📖 Overview
Somebody's Fool is the final installment in Richard Russo's North Bath trilogy, set in a struggling upstate New York town in 2010. The story begins with the death of series protagonist Donald "Sully" Sullivan and follows his son Peter, who must decide whether to leave North Bath while honoring his father's final requests.
The novel takes place against the backdrop of North Bath's attempted merger with neighboring Schuyler Springs, a contentious process that divides the community. Multiple storylines intersect as familiar characters from the previous books navigate personal challenges, local politics, and changing social dynamics in their small town.
North Bath itself serves as more than a setting, functioning as a mirror of America's post-industrial decline and small-town transformation. The novel explores generational bonds, obligation to community, and the complex relationships between fathers and sons in a changing world.

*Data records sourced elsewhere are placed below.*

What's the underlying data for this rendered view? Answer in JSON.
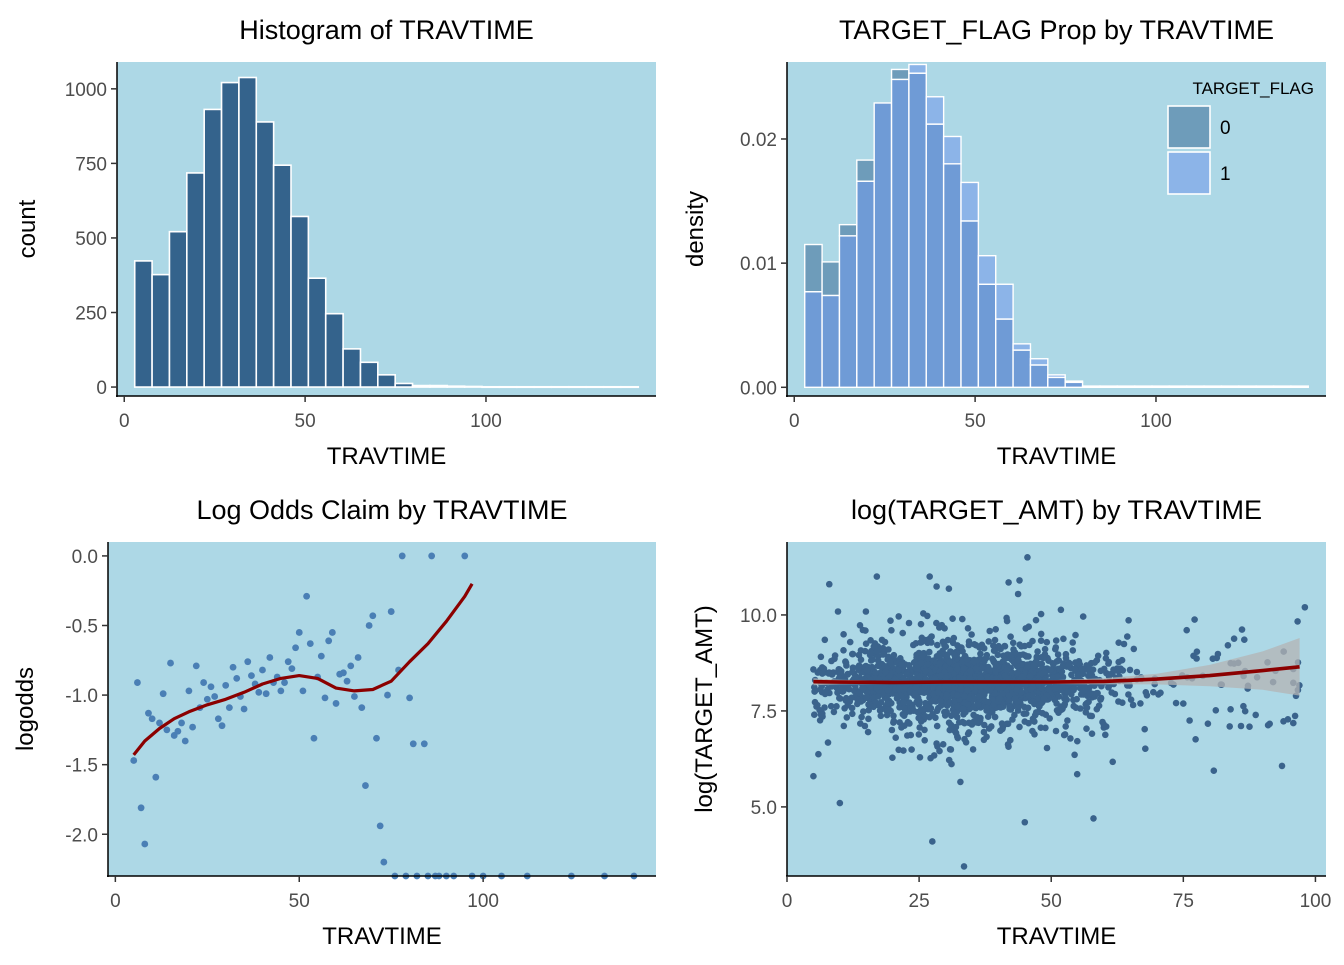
{
  "panels": [
    {
      "title": "Histogram of TRAVTIME",
      "xlabel": "TRAVTIME",
      "ylabel": "count",
      "bar_fill": "#34638c",
      "bar_stroke": "#ffffff",
      "panel_bg": "#add8e6",
      "xticks": [
        0,
        50,
        100
      ],
      "yticks": [
        0,
        250,
        500,
        750,
        1000
      ]
    },
    {
      "title": "TARGET_FLAG Prop by TRAVTIME",
      "xlabel": "TRAVTIME",
      "ylabel": "density",
      "colors": {
        "0": "#6e9cba",
        "1": "#8cb4e8",
        "overlap": "#6f9bd6"
      },
      "panel_bg": "#add8e6",
      "xticks": [
        0,
        50,
        100
      ],
      "yticks": [
        "0.00",
        "0.01",
        "0.02"
      ],
      "legend": {
        "title": "TARGET_FLAG",
        "items": [
          "0",
          "1"
        ],
        "position": "top-right"
      }
    },
    {
      "title": "Log Odds Claim by TRAVTIME",
      "xlabel": "TRAVTIME",
      "ylabel": "logodds",
      "point_color": "#4a7fb5",
      "line_color": "#8b0000",
      "panel_bg": "#add8e6",
      "xticks": [
        0,
        50,
        100
      ],
      "yticks": [
        "0.0",
        "-0.5",
        "-1.0",
        "-1.5",
        "-2.0"
      ]
    },
    {
      "title": "log(TARGET_AMT) by TRAVTIME",
      "xlabel": "TRAVTIME",
      "ylabel": "log(TARGET_AMT)",
      "point_color": "#3a638c",
      "line_color": "#8b0000",
      "band_color": "#b4b4b4",
      "panel_bg": "#add8e6",
      "xticks": [
        0,
        25,
        50,
        75,
        100
      ],
      "yticks": [
        "5.0",
        "7.5",
        "10.0"
      ]
    }
  ],
  "chart_data": [
    {
      "type": "bar",
      "title": "Histogram of TRAVTIME",
      "xlabel": "TRAVTIME",
      "ylabel": "count",
      "xlim": [
        -2,
        147
      ],
      "ylim": [
        -30,
        1090
      ],
      "bin_width": 4.8,
      "bin_starts": [
        2.9,
        7.7,
        12.5,
        17.3,
        22.1,
        26.9,
        31.7,
        36.5,
        41.3,
        46.1,
        50.9,
        55.7,
        60.5,
        65.3,
        70.1,
        74.9,
        79.7,
        84.5,
        89.3,
        94.1,
        98.9,
        103.7,
        108.5,
        113.3,
        118.1,
        122.9,
        127.7,
        132.5,
        137.3
      ],
      "values": [
        423,
        377,
        521,
        718,
        931,
        1021,
        1038,
        889,
        744,
        572,
        365,
        246,
        128,
        83,
        41,
        12,
        5,
        5,
        3,
        2,
        1,
        1,
        1,
        1,
        1,
        1,
        1,
        1,
        1
      ]
    },
    {
      "type": "bar",
      "title": "TARGET_FLAG Prop by TRAVTIME",
      "xlabel": "TRAVTIME",
      "ylabel": "density",
      "xlim": [
        -2,
        147
      ],
      "ylim": [
        -0.0007,
        0.0262
      ],
      "bin_width": 4.8,
      "bin_starts": [
        2.9,
        7.7,
        12.5,
        17.3,
        22.1,
        26.9,
        31.7,
        36.5,
        41.3,
        46.1,
        50.9,
        55.7,
        60.5,
        65.3,
        70.1,
        74.9,
        79.7,
        84.5,
        89.3,
        94.1,
        98.9,
        103.7,
        108.5,
        113.3,
        118.1,
        122.9,
        127.7,
        132.5,
        137.3
      ],
      "series": [
        {
          "name": "0",
          "values": [
            0.0115,
            0.0101,
            0.0131,
            0.0183,
            0.0229,
            0.0256,
            0.0253,
            0.0212,
            0.018,
            0.0134,
            0.0083,
            0.0055,
            0.003,
            0.0018,
            0.0008,
            0.0004,
            0.0001,
            0.0001,
            0.0001,
            0.0001,
            0.0001,
            0.0001,
            0.0001,
            0.0001,
            0.0001,
            0.0001,
            0.0001,
            0.0001,
            0.0001
          ]
        },
        {
          "name": "1",
          "values": [
            0.0077,
            0.0074,
            0.0122,
            0.0166,
            0.0229,
            0.0248,
            0.026,
            0.0234,
            0.0202,
            0.0165,
            0.0106,
            0.0083,
            0.0035,
            0.0023,
            0.001,
            0.0005,
            0.0001,
            0.0001,
            0.0001,
            0.0001,
            0.0001,
            0.0001,
            0.0001,
            0.0001,
            0.0001,
            0.0001,
            0.0001,
            0.0001,
            0.0001
          ]
        }
      ]
    },
    {
      "type": "scatter",
      "title": "Log Odds Claim by TRAVTIME",
      "xlabel": "TRAVTIME",
      "ylabel": "logodds",
      "xlim": [
        -2,
        147
      ],
      "ylim": [
        -2.3,
        0.1
      ],
      "x": [
        5,
        6,
        7,
        8,
        9,
        10,
        11,
        12,
        13,
        14,
        15,
        16,
        17,
        18,
        19,
        20,
        21,
        22,
        23,
        24,
        25,
        26,
        27,
        28,
        29,
        30,
        31,
        32,
        33,
        34,
        35,
        36,
        37,
        38,
        39,
        40,
        41,
        42,
        43,
        44,
        45,
        46,
        47,
        48,
        49,
        50,
        51,
        52,
        53,
        54,
        55,
        56,
        57,
        58,
        59,
        60,
        61,
        62,
        63,
        64,
        65,
        66,
        67,
        68,
        69,
        70,
        71,
        72,
        73,
        74,
        75,
        76,
        77,
        78,
        79,
        80,
        81,
        82,
        84,
        85,
        86,
        87,
        88,
        90,
        92,
        95,
        97,
        100,
        105,
        112,
        124,
        133,
        141
      ],
      "y": [
        -1.47,
        -0.91,
        -1.81,
        -2.07,
        -1.13,
        -1.17,
        -1.59,
        -1.2,
        -0.99,
        -1.25,
        -0.77,
        -1.29,
        -1.26,
        -1.2,
        -1.33,
        -0.97,
        -1.23,
        -0.79,
        -1.09,
        -0.91,
        -1.03,
        -0.94,
        -1.01,
        -1.17,
        -1.22,
        -0.93,
        -1.09,
        -0.8,
        -0.88,
        -1.01,
        -1.1,
        -0.76,
        -0.86,
        -0.92,
        -0.98,
        -0.82,
        -0.99,
        -0.73,
        -0.91,
        -0.87,
        -0.97,
        -0.91,
        -0.76,
        -0.81,
        -0.66,
        -0.55,
        -0.97,
        -0.29,
        -0.63,
        -1.31,
        -0.87,
        -0.72,
        -1.02,
        -0.61,
        -0.55,
        -1.06,
        -0.85,
        -0.84,
        -0.9,
        -0.79,
        -1.01,
        -0.73,
        -1.09,
        -1.65,
        -0.5,
        -0.43,
        -1.31,
        -1.94,
        -2.2,
        -1.0,
        -0.4,
        -2.3,
        -0.82,
        0.0,
        -2.3,
        -1.02,
        -1.35,
        -2.3,
        -1.35,
        -2.3,
        0.0,
        -2.3,
        -2.3,
        -2.3,
        -2.3,
        0.0,
        -2.3,
        -2.3,
        -2.3,
        -2.3,
        -2.3,
        -2.3,
        -2.3
      ],
      "smooth_x": [
        5,
        8,
        12,
        16,
        20,
        25,
        30,
        35,
        40,
        45,
        50,
        55,
        60,
        65,
        70,
        75,
        80,
        85,
        90,
        95,
        97
      ],
      "smooth_y": [
        -1.43,
        -1.33,
        -1.24,
        -1.17,
        -1.12,
        -1.07,
        -1.03,
        -0.98,
        -0.92,
        -0.88,
        -0.86,
        -0.88,
        -0.95,
        -0.97,
        -0.96,
        -0.9,
        -0.76,
        -0.63,
        -0.47,
        -0.29,
        -0.2
      ]
    },
    {
      "type": "scatter",
      "title": "log(TARGET_AMT) by TRAVTIME",
      "xlabel": "TRAVTIME",
      "ylabel": "log(TARGET_AMT)",
      "xlim": [
        0,
        102
      ],
      "ylim": [
        3.2,
        11.9
      ],
      "notable_points": {
        "x": [
          33.5,
          27.5,
          45,
          58,
          5,
          10,
          45.5,
          27,
          8,
          17,
          44,
          98
        ],
        "y": [
          3.45,
          4.1,
          4.6,
          4.7,
          5.8,
          5.1,
          11.5,
          11.0,
          10.8,
          11.0,
          10.9,
          10.2
        ]
      },
      "smooth_x": [
        5,
        10,
        20,
        30,
        40,
        50,
        60,
        70,
        80,
        90,
        97
      ],
      "smooth_y": [
        8.26,
        8.25,
        8.24,
        8.25,
        8.25,
        8.25,
        8.27,
        8.33,
        8.42,
        8.55,
        8.65
      ],
      "band_upper": [
        8.35,
        8.31,
        8.28,
        8.29,
        8.29,
        8.3,
        8.35,
        8.47,
        8.7,
        9.05,
        9.4
      ],
      "band_lower": [
        8.17,
        8.19,
        8.2,
        8.21,
        8.21,
        8.2,
        8.19,
        8.19,
        8.14,
        8.05,
        7.9
      ]
    }
  ]
}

Through its portrait of a specific place and time, the book examines universal themes of inheritance - both emotional and literal - and questions what we owe to family, community, and the past. The story considers how individuals reconcile personal ambition with responsibility to others, particularly in places that time seems to have left behind.
👀 Reviews
Readers view this as a satisfying return to North Bath, with familiar characters aging and facing new challenges. The book maintains Russo's trademark humor while taking on darker themes of mortality and regret.
Liked:
- Complex family dynamics and relationships
- Doug Raymer's character growth from previous books
- Balance of comedy and serious themes
- Strong sense of place and community
- Authentic dialogue
Disliked:
- Slower pacing than previous North Bath novels
- Too many characters and subplots to track
- Less engaging for readers unfamiliar with earlier books
- Some found the ending anticlimactic
Ratings:
Goodreads: 4.0/5 (1,200+ ratings)
Amazon: 4.3/5 (900+ ratings)
"The characters feel like old friends" appears in multiple reviews. Some readers noted the book works better as "a meditation on aging" than as a mystery. Several mentioned struggling to remember details from previous books, with one stating "you need to read Nobody's Fool and Everybody's Fool first to fully appreciate this one."
📚 Similar books
Empire Falls by Richard Russo
A story of a small-town diner manager in Maine reveals the complexities of family relationships and economic struggles in a declining industrial town.
The Good Lord Bird by James McBride This tale follows a young boy through pre-Civil War America in a narrative that blends historical events with the intimate portrait of small-town life and personal transformation.
Plainsong by Kent Haruf Two aging bachelor ranchers and a pregnant teenager form an unconventional family in a rural Colorado town marked by interconnected lives and shared histories.
The Last Days of Dogtown by Anita Diamant A chronicle of the final inhabitants of a dying Massachusetts village illuminates the bonds between outcasts and misfits in early nineteenth-century New England.
Olive Kitteridge by Elizabeth Strout The lives of residents in a coastal Maine town intersect through linked stories centered on a retired schoolteacher who observes her community's struggles and transformations.
The Good Lord Bird by James McBride This tale follows a young boy through pre-Civil War America in a narrative that blends historical events with the intimate portrait of small-town life and personal transformation.
Plainsong by Kent Haruf Two aging bachelor ranchers and a pregnant teenager form an unconventional family in a rural Colorado town marked by interconnected lives and shared histories.
The Last Days of Dogtown by Anita Diamant A chronicle of the final inhabitants of a dying Massachusetts village illuminates the bonds between outcasts and misfits in early nineteenth-century New England.
Olive Kitteridge by Elizabeth Strout The lives of residents in a coastal Maine town intersect through linked stories centered on a retired schoolteacher who observes her community's struggles and transformations.
🤔 Interesting facts
🎭 "Somebody's Fool" is the third installment in the North Bath trilogy, following "Nobody's Fool" (1993) and "Everybody's Fool" (2016), spanning nearly 30 years of storytelling.
📚 Richard Russo won the Pulitzer Prize for Fiction in 2002 for his novel "Empire Falls," another masterful exploration of small-town American life.
🏠 The fictional town of North Bath is loosely based on Gloversville, New York, where Russo grew up - a once-prosperous leather-making town that experienced significant economic decline.
🎬 "Nobody's Fool," the first book in the trilogy, was adapted into an acclaimed 1994 film starring Paul Newman, Bruce Willis, and Jessica Tandy.
🖋️ Before becoming a full-time writer, Russo worked as a college professor teaching literature and creative writing, an experience that often influences his nuanced portrayal of academic characters.